Author: Nguyen, Nam-Trung.; Huang, Xiaoyang.
Copyright year: 2006
Abstract: Effective and fast mixing is important for many microfluidic applications. In many cases, mixing is limited by molecular diffusion due to constrains of the laminar flow in the microscale regime. According to scaling law, decreasing the mixing path can shorten the mixing time and enhance mixing quality. One of the techniques for reducing mixing path is sequential segmentation. This technique divides solvent and solute into segments in axial direction. The so-called Taylor-Aris dispersion can improve axial transport by three orders of magnitudes. The mixing path can be controlled by the switching frequency and the mean velocity of the flow. Mixing ratio can be controlled by pulse width modulation of the switching signal. This paper first presents a simple time-dependent one-dimensional analytical model for sequential segmentation.

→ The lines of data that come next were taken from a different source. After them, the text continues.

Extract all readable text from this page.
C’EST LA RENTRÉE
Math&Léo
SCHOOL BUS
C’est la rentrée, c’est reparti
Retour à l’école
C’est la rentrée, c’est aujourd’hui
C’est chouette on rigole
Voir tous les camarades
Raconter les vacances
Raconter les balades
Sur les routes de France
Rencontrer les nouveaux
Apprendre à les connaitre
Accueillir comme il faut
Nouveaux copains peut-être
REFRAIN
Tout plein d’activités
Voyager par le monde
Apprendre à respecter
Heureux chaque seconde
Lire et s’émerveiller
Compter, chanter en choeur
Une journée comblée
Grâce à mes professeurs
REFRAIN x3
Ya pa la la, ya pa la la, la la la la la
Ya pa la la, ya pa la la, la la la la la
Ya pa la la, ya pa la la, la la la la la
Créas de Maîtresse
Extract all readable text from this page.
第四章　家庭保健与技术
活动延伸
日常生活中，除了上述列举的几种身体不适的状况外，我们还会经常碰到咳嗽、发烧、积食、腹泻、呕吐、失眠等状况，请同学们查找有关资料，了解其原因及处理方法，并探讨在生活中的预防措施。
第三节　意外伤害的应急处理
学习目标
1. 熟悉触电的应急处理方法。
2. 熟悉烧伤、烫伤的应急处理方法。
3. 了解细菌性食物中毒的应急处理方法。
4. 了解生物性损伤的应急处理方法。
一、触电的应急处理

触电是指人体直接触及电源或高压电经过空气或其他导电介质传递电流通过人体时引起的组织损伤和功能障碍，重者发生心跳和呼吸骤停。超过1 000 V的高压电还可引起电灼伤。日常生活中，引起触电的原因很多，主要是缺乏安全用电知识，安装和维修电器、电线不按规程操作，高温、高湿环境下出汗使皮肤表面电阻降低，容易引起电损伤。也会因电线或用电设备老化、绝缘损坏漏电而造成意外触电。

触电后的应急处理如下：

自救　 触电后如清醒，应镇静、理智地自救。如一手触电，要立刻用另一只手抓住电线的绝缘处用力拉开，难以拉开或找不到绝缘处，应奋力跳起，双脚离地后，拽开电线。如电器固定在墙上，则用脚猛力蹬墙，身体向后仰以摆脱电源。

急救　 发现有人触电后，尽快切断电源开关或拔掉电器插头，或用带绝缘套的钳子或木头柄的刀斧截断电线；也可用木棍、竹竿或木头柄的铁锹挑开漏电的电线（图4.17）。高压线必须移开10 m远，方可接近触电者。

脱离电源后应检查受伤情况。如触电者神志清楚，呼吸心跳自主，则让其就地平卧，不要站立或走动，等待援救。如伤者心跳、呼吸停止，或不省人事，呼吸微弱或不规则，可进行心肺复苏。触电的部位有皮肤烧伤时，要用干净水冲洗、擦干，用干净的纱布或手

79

The model considers an arbitrary mixing ratio between solute and solvent as well as the axial Taylor-Aris dispersion. Next, a micromixer was designed and fabricated based on polymeric micromachining. The micromixer was formed by laminating four polymer layers. The layers are micro machined by a CO2 laser. Switching of the fluid flows was realized by two piezoelectric valves. Mixing experiments were evaluated optically. The concentration profile along the mixing channel agrees qualitatively well with the analytical model. Furthermore, mixing results at different switching frequencies were investigated. Due to the dynamic behavior of the valves and the fluidic system, mixing quality decreases with increasing switching frequency.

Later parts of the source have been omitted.